As alternative energy sources, such as solar, geothermal, wind, and wave, become viable in the future and cost-competitive with and environmentally favorable to conventional carbon-based energy sources, it will be increasingly important to develop low-cost energy-storage systems. These energy-storage systems may be either carbon-based or non-carbon-based but must possess a high energy-storage density, high operating efficiency, low cost, and ease of use, such as operation from the extensive electrical grid that exists throughout developed countries. Here, we present a novel energy-storage concept employing aqueous hydrogen peroxide (H 2O 2). The electrochemical synthesis of H 2O 2 from aerated water using a solid superacid cathodic electrode is proposed on the basis of a prior literature study and serves as the mechanism of stored energy.
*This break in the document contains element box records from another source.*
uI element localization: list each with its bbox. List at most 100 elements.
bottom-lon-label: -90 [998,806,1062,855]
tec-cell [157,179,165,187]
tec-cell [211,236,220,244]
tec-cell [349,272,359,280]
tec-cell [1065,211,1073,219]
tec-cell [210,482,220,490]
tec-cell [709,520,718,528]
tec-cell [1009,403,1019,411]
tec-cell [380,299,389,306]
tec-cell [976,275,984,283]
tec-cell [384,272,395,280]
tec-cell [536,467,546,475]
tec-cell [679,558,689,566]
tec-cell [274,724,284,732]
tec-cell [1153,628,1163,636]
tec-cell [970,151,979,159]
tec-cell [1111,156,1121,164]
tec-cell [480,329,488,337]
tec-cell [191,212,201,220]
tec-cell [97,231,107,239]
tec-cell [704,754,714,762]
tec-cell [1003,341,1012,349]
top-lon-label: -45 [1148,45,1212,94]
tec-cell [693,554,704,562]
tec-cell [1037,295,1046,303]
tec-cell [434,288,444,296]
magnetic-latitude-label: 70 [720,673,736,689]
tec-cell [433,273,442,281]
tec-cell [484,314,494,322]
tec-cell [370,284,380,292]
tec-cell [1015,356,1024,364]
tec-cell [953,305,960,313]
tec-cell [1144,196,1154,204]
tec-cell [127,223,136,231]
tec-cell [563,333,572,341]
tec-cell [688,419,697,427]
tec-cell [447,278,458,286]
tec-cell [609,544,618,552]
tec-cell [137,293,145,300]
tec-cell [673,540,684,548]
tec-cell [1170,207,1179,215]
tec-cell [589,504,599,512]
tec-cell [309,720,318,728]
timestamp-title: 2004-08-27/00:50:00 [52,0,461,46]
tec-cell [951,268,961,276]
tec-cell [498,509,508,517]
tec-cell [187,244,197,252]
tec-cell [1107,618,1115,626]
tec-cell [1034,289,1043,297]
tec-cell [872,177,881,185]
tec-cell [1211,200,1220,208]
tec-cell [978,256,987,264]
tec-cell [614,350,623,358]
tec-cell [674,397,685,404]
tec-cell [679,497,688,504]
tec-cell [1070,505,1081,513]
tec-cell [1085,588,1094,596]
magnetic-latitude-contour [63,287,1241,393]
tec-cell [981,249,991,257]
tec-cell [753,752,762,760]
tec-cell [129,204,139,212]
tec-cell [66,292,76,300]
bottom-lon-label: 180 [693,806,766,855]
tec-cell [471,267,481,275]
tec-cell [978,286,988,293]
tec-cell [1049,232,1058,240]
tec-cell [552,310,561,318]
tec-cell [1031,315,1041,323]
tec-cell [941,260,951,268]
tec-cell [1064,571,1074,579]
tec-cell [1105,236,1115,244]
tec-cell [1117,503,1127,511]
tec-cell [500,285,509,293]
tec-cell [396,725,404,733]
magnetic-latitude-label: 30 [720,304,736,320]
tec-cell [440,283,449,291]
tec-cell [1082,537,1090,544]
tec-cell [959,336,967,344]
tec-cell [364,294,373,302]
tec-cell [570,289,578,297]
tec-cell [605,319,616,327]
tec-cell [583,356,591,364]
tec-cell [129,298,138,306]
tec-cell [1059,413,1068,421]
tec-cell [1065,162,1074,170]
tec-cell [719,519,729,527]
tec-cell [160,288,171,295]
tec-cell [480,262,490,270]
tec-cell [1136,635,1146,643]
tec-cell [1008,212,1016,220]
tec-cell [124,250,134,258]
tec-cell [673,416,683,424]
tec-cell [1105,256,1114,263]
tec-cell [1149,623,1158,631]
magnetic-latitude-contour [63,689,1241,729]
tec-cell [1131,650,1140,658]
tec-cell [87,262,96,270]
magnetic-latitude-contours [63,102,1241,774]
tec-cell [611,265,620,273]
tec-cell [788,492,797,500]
The subsequent generation of H 2 plus O 2 (again via electrolysis on a cathodic superacid electrode) for use in a polymer electrolyte membrane (PEM) fuel cell is described and thus comprises energy release. For a 50 wt % aqueous H 2O 2 solution using a tungstated zirconia electrocatalyst with an energy-storage density of >0.49 MJ/kg solution and a full-cycle (synthesis to electrical energy output) operating efficiency of >35% has been estimated to be feasible based on prior literature work.